The castle was later given to the Dominican Order from Santa Sabina, which transformed it into a monastery, and the small park into a vegetable garden. According to legend Saint Dominic gave the garden its first orange tree, after transporting a sapling from Spain. Legend also tells that Saint Catherine of Siena picked the oranges from this tree and made candied fruit, which she gave to Pope Urban VI.

==Modern park==

Fountain at the entrance to the Orange Garden

The garden setting is very symmetrical, with a central avenue aligned with the viewpoint, and later named in honour of the actor Nino Manfredi. The central square is named after another Roman actor, Fiorenzo Fiorentini, who for many years led the ongoing summer theatre season in the park.

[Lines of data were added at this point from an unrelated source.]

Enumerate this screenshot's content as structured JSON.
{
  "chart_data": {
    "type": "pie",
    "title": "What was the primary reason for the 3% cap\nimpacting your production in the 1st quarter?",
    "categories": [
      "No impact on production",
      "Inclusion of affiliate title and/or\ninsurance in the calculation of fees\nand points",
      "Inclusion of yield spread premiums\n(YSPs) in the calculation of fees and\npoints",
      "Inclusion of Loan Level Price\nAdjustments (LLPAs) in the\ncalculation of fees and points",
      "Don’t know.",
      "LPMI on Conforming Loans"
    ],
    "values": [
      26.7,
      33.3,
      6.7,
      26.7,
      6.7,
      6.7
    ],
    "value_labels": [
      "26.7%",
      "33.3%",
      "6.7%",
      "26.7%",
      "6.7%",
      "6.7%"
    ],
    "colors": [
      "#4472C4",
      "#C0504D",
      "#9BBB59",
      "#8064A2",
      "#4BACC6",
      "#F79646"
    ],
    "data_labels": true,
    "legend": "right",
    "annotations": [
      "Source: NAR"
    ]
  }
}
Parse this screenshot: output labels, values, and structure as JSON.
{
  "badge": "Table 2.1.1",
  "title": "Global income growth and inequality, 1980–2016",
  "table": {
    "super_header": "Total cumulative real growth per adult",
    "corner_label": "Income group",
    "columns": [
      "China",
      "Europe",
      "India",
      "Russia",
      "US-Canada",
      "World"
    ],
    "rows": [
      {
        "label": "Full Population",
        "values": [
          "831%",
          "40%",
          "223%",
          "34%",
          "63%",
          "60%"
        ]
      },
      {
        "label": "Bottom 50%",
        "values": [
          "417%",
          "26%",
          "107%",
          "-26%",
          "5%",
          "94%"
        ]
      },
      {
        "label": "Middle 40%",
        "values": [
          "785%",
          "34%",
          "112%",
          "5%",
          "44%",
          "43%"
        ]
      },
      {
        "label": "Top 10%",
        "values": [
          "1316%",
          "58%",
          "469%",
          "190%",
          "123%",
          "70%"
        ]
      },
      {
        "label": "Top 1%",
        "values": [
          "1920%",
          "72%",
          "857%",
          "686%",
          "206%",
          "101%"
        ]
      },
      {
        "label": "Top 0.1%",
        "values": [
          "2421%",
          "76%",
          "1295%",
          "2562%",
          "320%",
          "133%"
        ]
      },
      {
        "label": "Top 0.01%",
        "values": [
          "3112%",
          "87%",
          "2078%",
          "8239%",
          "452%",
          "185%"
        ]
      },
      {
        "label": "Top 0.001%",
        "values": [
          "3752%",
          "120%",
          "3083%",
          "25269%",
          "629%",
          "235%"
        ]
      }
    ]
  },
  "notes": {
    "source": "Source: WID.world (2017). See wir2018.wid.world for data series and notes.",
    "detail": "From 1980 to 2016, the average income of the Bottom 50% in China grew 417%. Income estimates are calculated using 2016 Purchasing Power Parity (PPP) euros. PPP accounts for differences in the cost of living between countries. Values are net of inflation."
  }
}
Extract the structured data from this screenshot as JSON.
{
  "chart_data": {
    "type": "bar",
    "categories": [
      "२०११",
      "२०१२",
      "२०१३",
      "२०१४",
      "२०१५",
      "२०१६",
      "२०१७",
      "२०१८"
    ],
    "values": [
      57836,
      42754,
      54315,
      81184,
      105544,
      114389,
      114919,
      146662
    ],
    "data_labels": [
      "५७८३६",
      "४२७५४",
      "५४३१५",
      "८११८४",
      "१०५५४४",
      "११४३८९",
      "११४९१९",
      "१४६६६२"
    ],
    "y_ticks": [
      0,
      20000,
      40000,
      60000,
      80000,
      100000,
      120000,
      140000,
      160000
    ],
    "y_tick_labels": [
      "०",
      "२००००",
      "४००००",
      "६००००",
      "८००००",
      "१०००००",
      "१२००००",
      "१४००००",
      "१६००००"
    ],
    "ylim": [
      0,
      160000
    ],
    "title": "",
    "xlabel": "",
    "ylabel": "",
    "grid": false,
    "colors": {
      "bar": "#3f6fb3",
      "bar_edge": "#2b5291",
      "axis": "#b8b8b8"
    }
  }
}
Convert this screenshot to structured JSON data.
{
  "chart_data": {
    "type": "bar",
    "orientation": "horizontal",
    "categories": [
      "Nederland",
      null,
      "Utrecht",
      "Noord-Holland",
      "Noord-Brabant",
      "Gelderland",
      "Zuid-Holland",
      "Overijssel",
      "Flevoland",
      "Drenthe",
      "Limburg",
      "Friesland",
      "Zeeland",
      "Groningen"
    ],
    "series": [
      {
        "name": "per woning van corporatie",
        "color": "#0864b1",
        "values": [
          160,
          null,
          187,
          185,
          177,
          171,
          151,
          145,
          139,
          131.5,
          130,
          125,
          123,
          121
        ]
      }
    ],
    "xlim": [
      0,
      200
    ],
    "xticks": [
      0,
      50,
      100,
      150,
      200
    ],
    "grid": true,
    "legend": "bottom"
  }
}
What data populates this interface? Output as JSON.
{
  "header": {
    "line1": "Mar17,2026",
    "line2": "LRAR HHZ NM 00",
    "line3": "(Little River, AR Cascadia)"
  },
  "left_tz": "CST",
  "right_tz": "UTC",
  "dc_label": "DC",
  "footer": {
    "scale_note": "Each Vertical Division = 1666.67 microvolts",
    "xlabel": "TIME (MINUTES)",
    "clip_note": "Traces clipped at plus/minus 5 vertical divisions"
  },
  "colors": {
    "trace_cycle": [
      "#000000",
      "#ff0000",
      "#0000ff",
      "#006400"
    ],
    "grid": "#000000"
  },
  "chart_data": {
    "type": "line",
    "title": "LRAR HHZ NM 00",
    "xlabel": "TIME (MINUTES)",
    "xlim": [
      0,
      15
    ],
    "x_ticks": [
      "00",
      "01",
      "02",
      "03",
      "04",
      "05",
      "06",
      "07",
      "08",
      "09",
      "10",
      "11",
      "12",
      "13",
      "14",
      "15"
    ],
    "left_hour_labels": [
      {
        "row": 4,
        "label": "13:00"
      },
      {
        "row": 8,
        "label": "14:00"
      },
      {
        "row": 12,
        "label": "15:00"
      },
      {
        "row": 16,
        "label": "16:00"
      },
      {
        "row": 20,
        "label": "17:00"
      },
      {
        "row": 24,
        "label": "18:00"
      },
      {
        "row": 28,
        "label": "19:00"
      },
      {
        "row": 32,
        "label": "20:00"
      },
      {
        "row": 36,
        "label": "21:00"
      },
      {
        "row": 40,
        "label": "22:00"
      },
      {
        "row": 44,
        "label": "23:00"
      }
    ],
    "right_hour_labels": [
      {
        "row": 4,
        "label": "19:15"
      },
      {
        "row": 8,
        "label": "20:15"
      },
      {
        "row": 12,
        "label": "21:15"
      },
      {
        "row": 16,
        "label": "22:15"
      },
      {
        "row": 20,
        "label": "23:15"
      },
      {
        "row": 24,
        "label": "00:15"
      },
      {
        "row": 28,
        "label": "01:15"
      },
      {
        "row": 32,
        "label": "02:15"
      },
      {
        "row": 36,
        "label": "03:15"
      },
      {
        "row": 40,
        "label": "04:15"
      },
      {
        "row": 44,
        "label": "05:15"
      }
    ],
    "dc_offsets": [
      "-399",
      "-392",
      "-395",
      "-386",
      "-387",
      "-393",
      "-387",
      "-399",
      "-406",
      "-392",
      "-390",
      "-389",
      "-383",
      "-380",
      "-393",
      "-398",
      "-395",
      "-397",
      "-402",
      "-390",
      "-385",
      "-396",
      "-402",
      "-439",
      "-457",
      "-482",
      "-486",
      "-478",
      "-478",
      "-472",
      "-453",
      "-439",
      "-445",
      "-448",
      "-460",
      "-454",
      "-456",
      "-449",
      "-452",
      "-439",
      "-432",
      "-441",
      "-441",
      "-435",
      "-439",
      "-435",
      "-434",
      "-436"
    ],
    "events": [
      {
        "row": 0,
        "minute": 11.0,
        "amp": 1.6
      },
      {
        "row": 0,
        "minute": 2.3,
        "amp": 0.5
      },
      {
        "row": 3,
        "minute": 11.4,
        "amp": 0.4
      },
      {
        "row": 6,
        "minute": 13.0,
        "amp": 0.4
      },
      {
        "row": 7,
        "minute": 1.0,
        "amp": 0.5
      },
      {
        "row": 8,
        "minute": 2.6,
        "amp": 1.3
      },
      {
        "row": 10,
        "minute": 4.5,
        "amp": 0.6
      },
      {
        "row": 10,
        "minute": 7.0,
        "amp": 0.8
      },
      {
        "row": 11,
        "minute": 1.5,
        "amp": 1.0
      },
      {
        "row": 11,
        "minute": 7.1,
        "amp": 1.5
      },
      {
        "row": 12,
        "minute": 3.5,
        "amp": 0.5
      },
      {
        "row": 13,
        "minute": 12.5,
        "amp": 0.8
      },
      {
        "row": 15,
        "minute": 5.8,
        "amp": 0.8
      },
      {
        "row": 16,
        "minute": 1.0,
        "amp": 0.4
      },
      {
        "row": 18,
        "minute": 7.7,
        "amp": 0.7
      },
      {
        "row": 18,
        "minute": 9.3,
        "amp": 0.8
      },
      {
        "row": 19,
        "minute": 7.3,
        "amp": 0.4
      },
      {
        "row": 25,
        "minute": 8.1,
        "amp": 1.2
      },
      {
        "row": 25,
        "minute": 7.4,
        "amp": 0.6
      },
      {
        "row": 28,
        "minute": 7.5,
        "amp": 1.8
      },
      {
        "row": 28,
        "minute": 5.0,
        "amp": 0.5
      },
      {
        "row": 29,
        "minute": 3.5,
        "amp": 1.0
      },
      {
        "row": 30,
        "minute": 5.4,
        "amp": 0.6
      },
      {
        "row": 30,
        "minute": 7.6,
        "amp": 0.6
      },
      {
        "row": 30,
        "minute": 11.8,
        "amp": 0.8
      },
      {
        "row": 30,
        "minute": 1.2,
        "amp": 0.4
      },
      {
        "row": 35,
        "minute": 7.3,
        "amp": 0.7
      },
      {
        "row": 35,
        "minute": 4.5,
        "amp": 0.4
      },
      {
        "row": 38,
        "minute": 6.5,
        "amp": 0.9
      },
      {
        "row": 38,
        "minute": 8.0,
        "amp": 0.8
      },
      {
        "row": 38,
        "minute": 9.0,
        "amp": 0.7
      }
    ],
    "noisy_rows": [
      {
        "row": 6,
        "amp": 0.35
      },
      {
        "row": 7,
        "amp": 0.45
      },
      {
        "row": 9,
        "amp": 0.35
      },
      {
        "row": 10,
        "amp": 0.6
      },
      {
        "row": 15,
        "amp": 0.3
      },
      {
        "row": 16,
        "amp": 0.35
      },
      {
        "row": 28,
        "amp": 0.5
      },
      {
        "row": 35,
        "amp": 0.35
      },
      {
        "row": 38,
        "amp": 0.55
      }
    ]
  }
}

The fountain at the entrance in Piazza Pietro D'Illiria is made up of two separate pieces: a Roman thermal bath, and a monumental marble mask originally carved to adorn a fountain built in 1593 by Giacomo della Porta for a cattle market (Campo Vaccino) in the centre of Rome. The mask has a long history. After the dismantling in 1816 of the Campo Vaccino fountain, it was recovered and from 1827 used to decorate a fountain erected on the right bank of the Tiber. This fountain was demolished in 1890 and the sculpture was kept in municipal warehouses until being moved to its present location.